Thrasymachus begins his argument by saying that justice is nothing else than the interest of the stronger. He refers to the government or rulers as the stronger and the subjects or the followers as the weak. He points out that government sets the rules for the people to follow. Whether the rules are fair or not, the people are supposed to obey. This is where the definition of Trasymachus applies the stronger benefits because the weak obey the rules. It is just for the subjects to obey besides, disobedience only results to punishment. The ruler sets the rules for their own purposes and interest and not for the benefit of the subjects. And the different forms of government make laws with a view to their several interests (Ib 53). It does not matter whether the rules oppress the weak or not as long as they benefit the strong. On their part, the subjects uphold the law by following the rules. Though their obedience is considered just, it gains them practically nothing but benefits only the rulers,

Thrasymachus also explains that people tend to do good not because they hate doing injustice on the contrary, people are being just because mainly of two reasons they are afraid to be punished, or they fear that unjust act may backfire to them. For mankind censure injustice, fearing that they may be the victims of it and not because they shrink from committing it.

Socrates reverses Thrasymachus claim by revealing that rulers do sometimes make
erroneous rules or laws that can cause damage to them. Since it is just that the subjects obey these rules, justice is not always for the advantage of the stronger. ...the weaker are commanded to do, not what is for the interest, but what is for the injury of the stronger (Ib 55). But Thrasychamus counters this by making an exception to his earlier argument. Do you suppose that I call him who is mistaken the stronger at the time when he is mistaken(Ib 57). He asserts that it is not appropriate to label anyone a ruler when he commits a mistake.

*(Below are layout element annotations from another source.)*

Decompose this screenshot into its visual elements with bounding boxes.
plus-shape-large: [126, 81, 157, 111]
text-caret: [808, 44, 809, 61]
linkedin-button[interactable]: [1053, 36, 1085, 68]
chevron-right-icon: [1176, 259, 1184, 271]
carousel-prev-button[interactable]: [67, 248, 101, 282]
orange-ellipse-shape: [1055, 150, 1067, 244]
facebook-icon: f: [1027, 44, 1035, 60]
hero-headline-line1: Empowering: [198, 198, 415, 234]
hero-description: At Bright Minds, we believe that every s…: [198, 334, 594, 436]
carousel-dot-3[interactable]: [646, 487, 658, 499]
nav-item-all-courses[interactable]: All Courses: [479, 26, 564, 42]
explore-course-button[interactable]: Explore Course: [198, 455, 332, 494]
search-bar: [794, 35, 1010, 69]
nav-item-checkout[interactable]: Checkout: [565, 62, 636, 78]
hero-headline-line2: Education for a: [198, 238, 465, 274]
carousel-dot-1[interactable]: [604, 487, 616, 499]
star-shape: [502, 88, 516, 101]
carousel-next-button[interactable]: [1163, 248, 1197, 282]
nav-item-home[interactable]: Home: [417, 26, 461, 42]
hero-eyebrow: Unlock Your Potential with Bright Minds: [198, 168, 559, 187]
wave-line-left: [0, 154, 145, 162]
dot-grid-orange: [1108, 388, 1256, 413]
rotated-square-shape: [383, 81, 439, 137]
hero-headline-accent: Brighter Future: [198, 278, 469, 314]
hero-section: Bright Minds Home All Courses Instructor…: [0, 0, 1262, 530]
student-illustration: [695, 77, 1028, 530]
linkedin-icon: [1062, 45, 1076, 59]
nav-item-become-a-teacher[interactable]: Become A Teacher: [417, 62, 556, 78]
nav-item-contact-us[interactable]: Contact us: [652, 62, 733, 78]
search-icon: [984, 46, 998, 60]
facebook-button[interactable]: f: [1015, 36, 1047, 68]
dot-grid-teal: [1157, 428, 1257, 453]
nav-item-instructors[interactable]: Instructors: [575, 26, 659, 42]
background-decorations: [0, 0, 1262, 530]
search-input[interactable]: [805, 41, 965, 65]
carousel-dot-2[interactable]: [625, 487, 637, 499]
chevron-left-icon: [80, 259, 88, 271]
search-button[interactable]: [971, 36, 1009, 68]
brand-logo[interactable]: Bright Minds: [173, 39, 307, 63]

Thrasymachus refuses to concede and continues his diatribe. This time, however, instead of focusing to his definition of justice, he resorts to using injustice. He favors injustice to prevail over justice, for injustice man gains more than just man....for the unjust is lord over the truly simple and just...the just is always a loser in comparison with the unjust (Ib 63). This goes on to imply that injustice gives happiness and fulfilment to the possessor, while justice gives nothing to the doer but benefits the stronger. Thrasymachus strengthens his claim by citing that in practically all aspects of the society, the unjust man gains much more than the just man.